Avisados los suspicaces, me dirijo ahora a los que hemos sufrido y disfrutado a partes iguales con Smash. Porque hemos tenido que soportar a un personaje tan inútil y repugnante como el del ayudante Ellis, porque hemos visto rebajado el talento de Angelica Houston a meras onomatopeyas (hasta que llegó el bendito final), porque incluso han logrado que echemos de más a la mismísima Uma Thurman. Pero en contraprestación también hemos presenciado brillantes diálogos, como el que protagonizaron Derek y Tom en el capítulo 8, y sobre todo grandes actuaciones que son las que enseguida nos han reconciliado con la serie y sus altibajos.
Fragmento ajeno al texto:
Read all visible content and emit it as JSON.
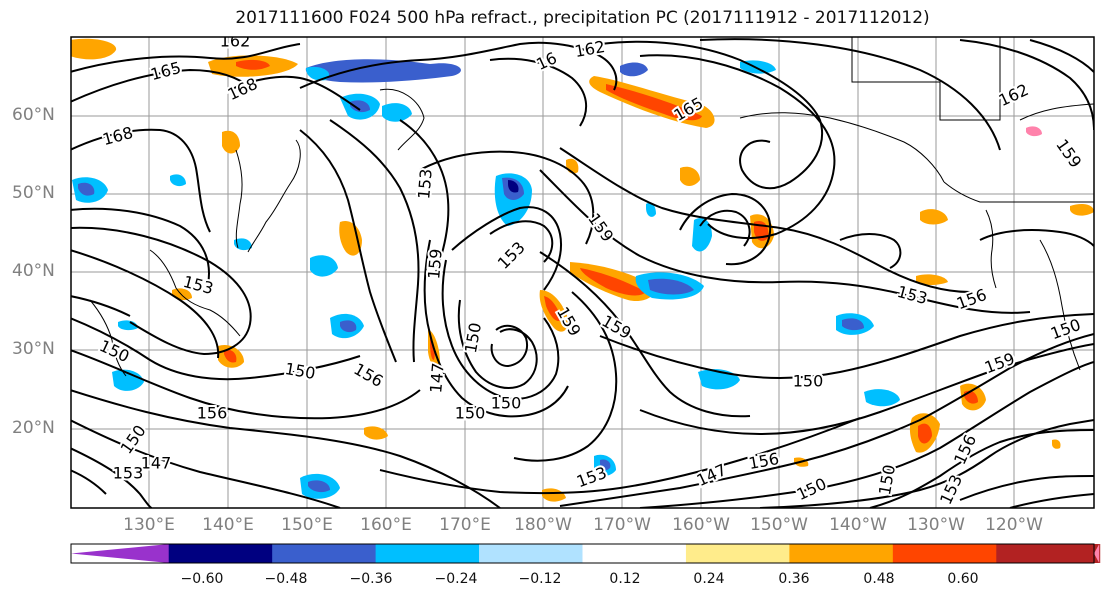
{
  "title": "2017111600 F024 500 hPa refract., precipitation PC (2017111912 - 2017112012)",
  "latitude_labels": [
    "60°N",
    "50°N",
    "40°N",
    "30°N",
    "20°N"
  ],
  "longitude_labels": [
    "130°E",
    "140°E",
    "150°E",
    "160°E",
    "170°E",
    "180°W",
    "170°W",
    "160°W",
    "150°W",
    "140°W",
    "130°W",
    "120°W"
  ],
  "contour_labels": [
    "162",
    "165",
    "168",
    "168",
    "162",
    "16",
    "165",
    "162",
    "159",
    "153",
    "159",
    "153",
    "159",
    "153",
    "153",
    "156",
    "150",
    "159",
    "159",
    "150",
    "150",
    "156",
    "150",
    "156",
    "147",
    "150",
    "150",
    "150",
    "159",
    "150",
    "147",
    "153",
    "153",
    "156",
    "147",
    "150",
    "150",
    "153",
    "156"
  ],
  "colorbar": {
    "ticks": [
      "−0.60",
      "−0.48",
      "−0.36",
      "−0.24",
      "−0.12",
      "0.12",
      "0.24",
      "0.36",
      "0.48",
      "0.60"
    ],
    "colors": [
      "#9932cc",
      "#000080",
      "#3a5fcd",
      "#00bfff",
      "#b0e2ff",
      "#ffffff",
      "#ffec8b",
      "#ffa500",
      "#ff4500",
      "#b22222",
      "#ff82ab"
    ]
  },
  "colors": {
    "gridline": "#9a9a9a",
    "contour": "#000000",
    "axis_label": "#808080"
  }
}
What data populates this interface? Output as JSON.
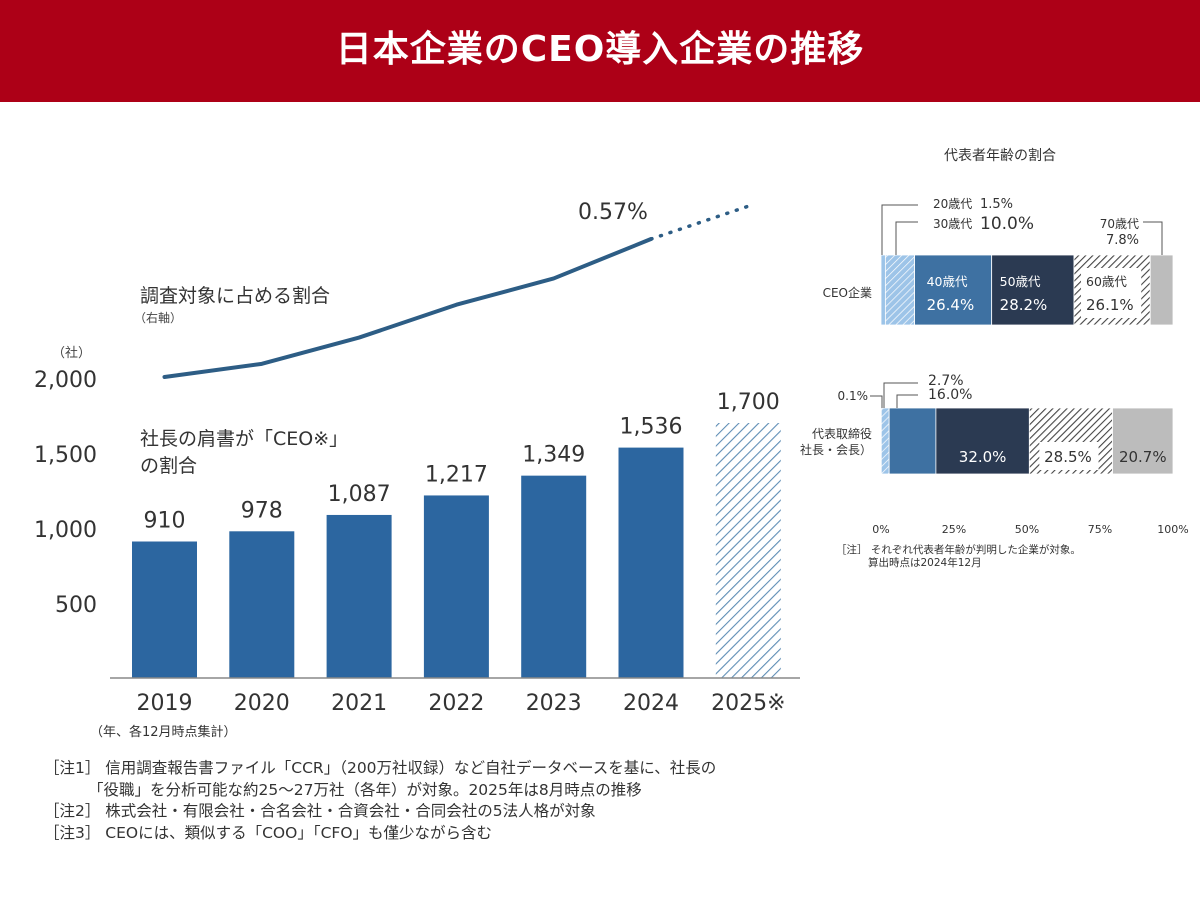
{
  "header": {
    "title": "日本企業のCEO導入企業の推移"
  },
  "colors": {
    "header_bg": "#ad0017",
    "bar": "#2c66a0",
    "line": "#2d5d85",
    "age_20s": "#9dc4e8",
    "age_30s": "#6da2d6",
    "age_40s": "#3e71a2",
    "age_50s": "#2b3a52",
    "age_60s": "#555555",
    "age_70s": "#bcbcbc"
  },
  "chart_data": [
    {
      "type": "bar",
      "title": "",
      "unit_label": "（社）",
      "categories": [
        "2019",
        "2020",
        "2021",
        "2022",
        "2023",
        "2024",
        "2025※"
      ],
      "series": [
        {
          "name": "社長の肩書が「CEO※」の割合",
          "name_line1": "社長の肩書が「CEO※」",
          "name_line2": "の割合",
          "values": [
            910,
            978,
            1087,
            1217,
            1349,
            1536,
            1700
          ],
          "labels": [
            "910",
            "978",
            "1,087",
            "1,217",
            "1,349",
            "1,536",
            "1,700"
          ],
          "estimated_last": true
        },
        {
          "name": "調査対象に占める割合",
          "axis_note": "（右軸）",
          "type": "line",
          "values": [
            0.36,
            0.38,
            0.42,
            0.47,
            0.51,
            0.57,
            0.62
          ],
          "value_label": "0.57%",
          "value_label_index": 5,
          "dotted_last": true
        }
      ],
      "yticks": [
        500,
        1000,
        1500,
        2000
      ],
      "ytick_labels": [
        "500",
        "1,000",
        "1,500",
        "2,000"
      ],
      "ylim": [
        0,
        2000
      ],
      "xlabel_note": "（年、各12月時点集計）",
      "grid": false
    },
    {
      "type": "bar",
      "stacked": true,
      "orientation": "horizontal",
      "title": "代表者年齢の割合",
      "categories": [
        "CEO企業",
        "代表取締役社長・会長)"
      ],
      "category_lines": [
        [
          "CEO企業"
        ],
        [
          "代表取締役",
          "社長・会長）"
        ]
      ],
      "series": [
        {
          "name": "20歳代",
          "values": [
            1.5,
            0.1
          ]
        },
        {
          "name": "30歳代",
          "values": [
            10.0,
            2.7
          ]
        },
        {
          "name": "40歳代",
          "values": [
            26.4,
            16.0
          ]
        },
        {
          "name": "50歳代",
          "values": [
            28.2,
            32.0
          ]
        },
        {
          "name": "60歳代",
          "values": [
            26.1,
            28.5
          ]
        },
        {
          "name": "70歳代",
          "values": [
            7.8,
            20.7
          ]
        }
      ],
      "ceo_labels": {
        "s20": "20歳代",
        "s20_val": "1.5%",
        "s30": "30歳代",
        "s30_val": "10.0%",
        "s70": "70歳代",
        "s70_val": "7.8%",
        "s40": "40歳代",
        "s40_val": "26.4%",
        "s50": "50歳代",
        "s50_val": "28.2%",
        "s60": "60歳代",
        "s60_val": "26.1%"
      },
      "rep_labels": {
        "s20_val": "0.1%",
        "s30_val": "2.7%",
        "s40_val": "16.0%",
        "s50_val": "32.0%",
        "s60_val": "28.5%",
        "s70_val": "20.7%"
      },
      "xticks": [
        0,
        25,
        50,
        75,
        100
      ],
      "xtick_labels": [
        "0%",
        "25%",
        "50%",
        "75%",
        "100%"
      ],
      "xlim": [
        0,
        100
      ]
    }
  ],
  "notes": {
    "note1_line1": "［注1］ 信用調査報告書ファイル「CCR」（200万社収録）など自社データベースを基に、社長の",
    "note1_line2": "「役職」を分析可能な約25～27万社（各年）が対象。2025年は8月時点の推移",
    "note2": "［注2］ 株式会社・有限会社・合名会社・合資会社・合同会社の5法人格が対象",
    "note3": "［注3］ CEOには、類似する「COO」「CFO」も僅少ながら含む"
  },
  "age_note": {
    "line1": "［注］ それぞれ代表者年齢が判明した企業が対象。",
    "line2": "算出時点は2024年12月"
  }
}
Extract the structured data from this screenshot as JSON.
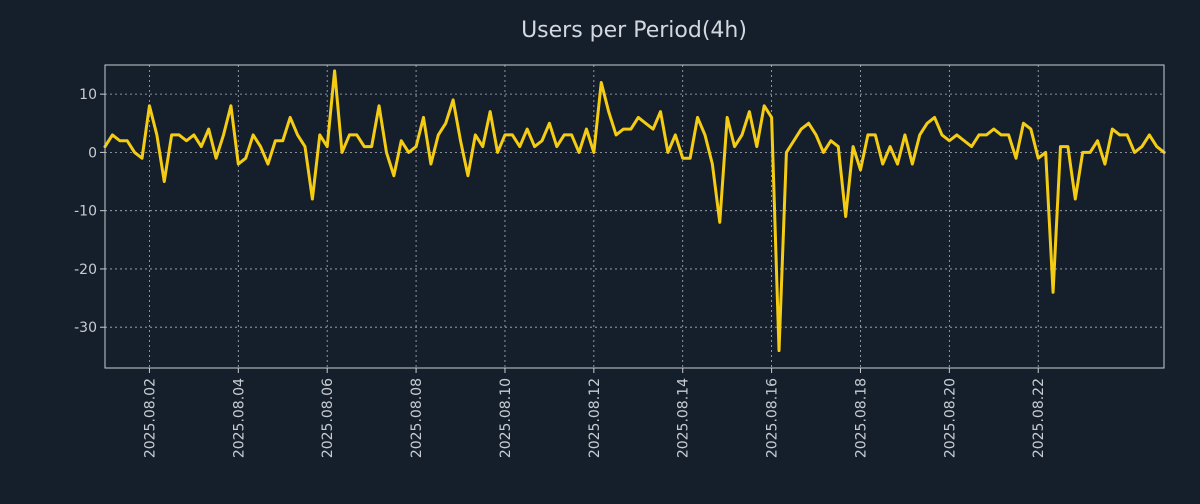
{
  "chart_data": {
    "type": "line",
    "title": "Users per Period(4h)",
    "xlabel": "",
    "ylabel": "",
    "ylim": [
      -37,
      15
    ],
    "grid": true,
    "colors": {
      "background": "#151f2c",
      "line": "#f5cc14",
      "text": "#c8ccd2"
    },
    "x_period_days": [
      0,
      23.83
    ],
    "y_ticks": [
      10,
      0,
      -10,
      -20,
      -30
    ],
    "y_tick_labels": [
      "10",
      "0",
      "-10",
      "-20",
      "-30"
    ],
    "x_ticks": [
      {
        "day": 1,
        "label": "2025.08.02"
      },
      {
        "day": 3,
        "label": "2025.08.04"
      },
      {
        "day": 5,
        "label": "2025.08.06"
      },
      {
        "day": 7,
        "label": "2025.08.08"
      },
      {
        "day": 9,
        "label": "2025.08.10"
      },
      {
        "day": 11,
        "label": "2025.08.12"
      },
      {
        "day": 13,
        "label": "2025.08.14"
      },
      {
        "day": 15,
        "label": "2025.08.16"
      },
      {
        "day": 17,
        "label": "2025.08.18"
      },
      {
        "day": 19,
        "label": "2025.08.20"
      },
      {
        "day": 21,
        "label": "2025.08.22"
      }
    ],
    "series": [
      {
        "name": "Users per Period(4h)",
        "step_days": 0.16667,
        "values": [
          1,
          3,
          2,
          2,
          0,
          -1,
          8,
          3,
          -5,
          3,
          3,
          2,
          3,
          1,
          4,
          -1,
          3,
          8,
          -2,
          -1,
          3,
          1,
          -2,
          2,
          2,
          6,
          3,
          1,
          -8,
          3,
          1,
          14,
          0,
          3,
          3,
          1,
          1,
          8,
          0,
          -4,
          2,
          0,
          1,
          6,
          -2,
          3,
          5,
          9,
          2,
          -4,
          3,
          1,
          7,
          0,
          3,
          3,
          1,
          4,
          1,
          2,
          5,
          1,
          3,
          3,
          0,
          4,
          0,
          12,
          7,
          3,
          4,
          4,
          6,
          5,
          4,
          7,
          0,
          3,
          -1,
          -1,
          6,
          3,
          -2,
          -12,
          6,
          1,
          3,
          7,
          1,
          8,
          6,
          -34,
          0,
          2,
          4,
          5,
          3,
          0,
          2,
          1,
          -11,
          1,
          -3,
          3,
          3,
          -2,
          1,
          -2,
          3,
          -2,
          3,
          5,
          6,
          3,
          2,
          3,
          2,
          1,
          3,
          3,
          4,
          3,
          3,
          -1,
          5,
          4,
          -1,
          0,
          -24,
          1,
          1,
          -8,
          0,
          0,
          2,
          -2,
          4,
          3,
          3,
          0,
          1,
          3,
          1,
          0
        ]
      }
    ]
  }
}
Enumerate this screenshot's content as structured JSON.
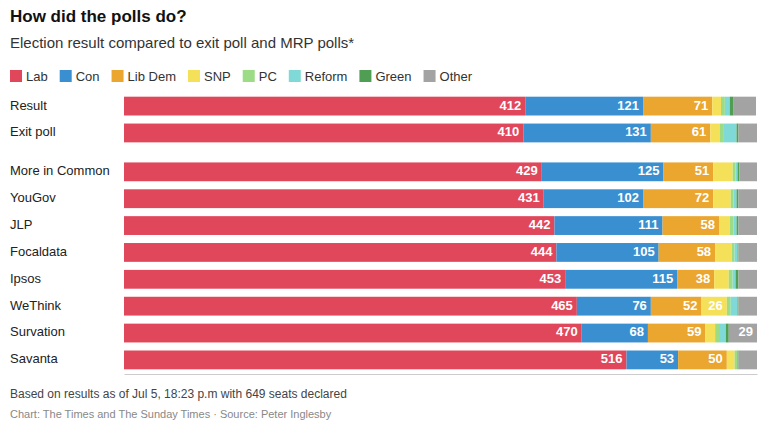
{
  "chart_data": {
    "type": "bar",
    "title": "How did the polls do?",
    "subtitle": "Election result compared to exit poll and MRP polls*",
    "orientation": "horizontal",
    "stacked": true,
    "data_labels": true,
    "tick_labels": "y",
    "legend": "top",
    "categories": [
      "Result",
      "Exit poll",
      "More in Common",
      "YouGov",
      "JLP",
      "Focaldata",
      "Ipsos",
      "WeThink",
      "Survation",
      "Savanta"
    ],
    "xlim": [
      0,
      650
    ],
    "series": [
      {
        "name": "Lab",
        "color": "#e0475b",
        "values": [
          412,
          410,
          429,
          431,
          442,
          444,
          453,
          465,
          470,
          516
        ]
      },
      {
        "name": "Con",
        "color": "#3a8fd0",
        "values": [
          121,
          131,
          125,
          102,
          111,
          105,
          115,
          76,
          68,
          53
        ]
      },
      {
        "name": "Lib Dem",
        "color": "#eaa62e",
        "values": [
          71,
          61,
          51,
          72,
          58,
          58,
          38,
          52,
          59,
          50
        ]
      },
      {
        "name": "SNP",
        "color": "#f5e05a",
        "values": [
          9,
          10,
          20,
          18,
          11,
          17,
          15,
          26,
          10,
          8
        ]
      },
      {
        "name": "PC",
        "color": "#9ddc86",
        "values": [
          4,
          4,
          3,
          3,
          4,
          3,
          4,
          4,
          4,
          3
        ]
      },
      {
        "name": "Reform",
        "color": "#7fd9d6",
        "values": [
          5,
          13,
          2,
          3,
          3,
          3,
          3,
          7,
          7,
          0
        ]
      },
      {
        "name": "Green",
        "color": "#4f9e53",
        "values": [
          4,
          2,
          2,
          2,
          2,
          1,
          3,
          1,
          3,
          1
        ]
      },
      {
        "name": "Other",
        "color": "#a3a3a3",
        "values": [
          23,
          19,
          18,
          19,
          19,
          19,
          19,
          19,
          29,
          19
        ]
      }
    ],
    "footnote": "Based on results as of Jul 5, 18:23 p.m with 649 seats declared",
    "credit": "Chart: The Times and The Sunday Times · Source: Peter Inglesby"
  }
}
La pregunta sin respuesta es por qué los responsables de Smash no han sido capaces de trasladar la emoción y la buena factura a la totalidad del producto, cuando tanto en el inicio como en el desenlace han demostrado conocer exactamente los ingredientes necesarios. La serie se crece con los ensayos, los trapicheos entre bambalinas, las decisiones a puerta cerrada, la rivalidad entre Karen y Ivy, pero en cambio insiste en dedicar más minutos de los necesarios a tramas secundarias de dudoso interés, como la crisis matrimonial de Julia, encarnada por una Debra Messing que no logra alcanzar la convicción.
Smash nació con ambición, con grandilocuencia, con voluntad de espectáculo total. Y así es como debe continuar, explotando sin miramientos los grandes números musicales, las coreografías al estilo Bollywood, las tensiones de la trastienda. Sólo así se concibe una segunda temporada que, una vez preestrenado con éxito el esperado Bombshell, desconocemos por completo en qué basará su argumento. ¿Se suicidará Ivy? ¿Volverá Ellis reconvertido en malo malísimo de la serie? ¿Sufrirá la función un enésimo cambio de protagonista? ¿Qué les queda por aportar a Julia y Tom? Spielberg y compañía aún tienen su tiempo para pensar y sobre todo para reflexionar que puede que The voice no siempre esté ahí delante de cómodo colchón.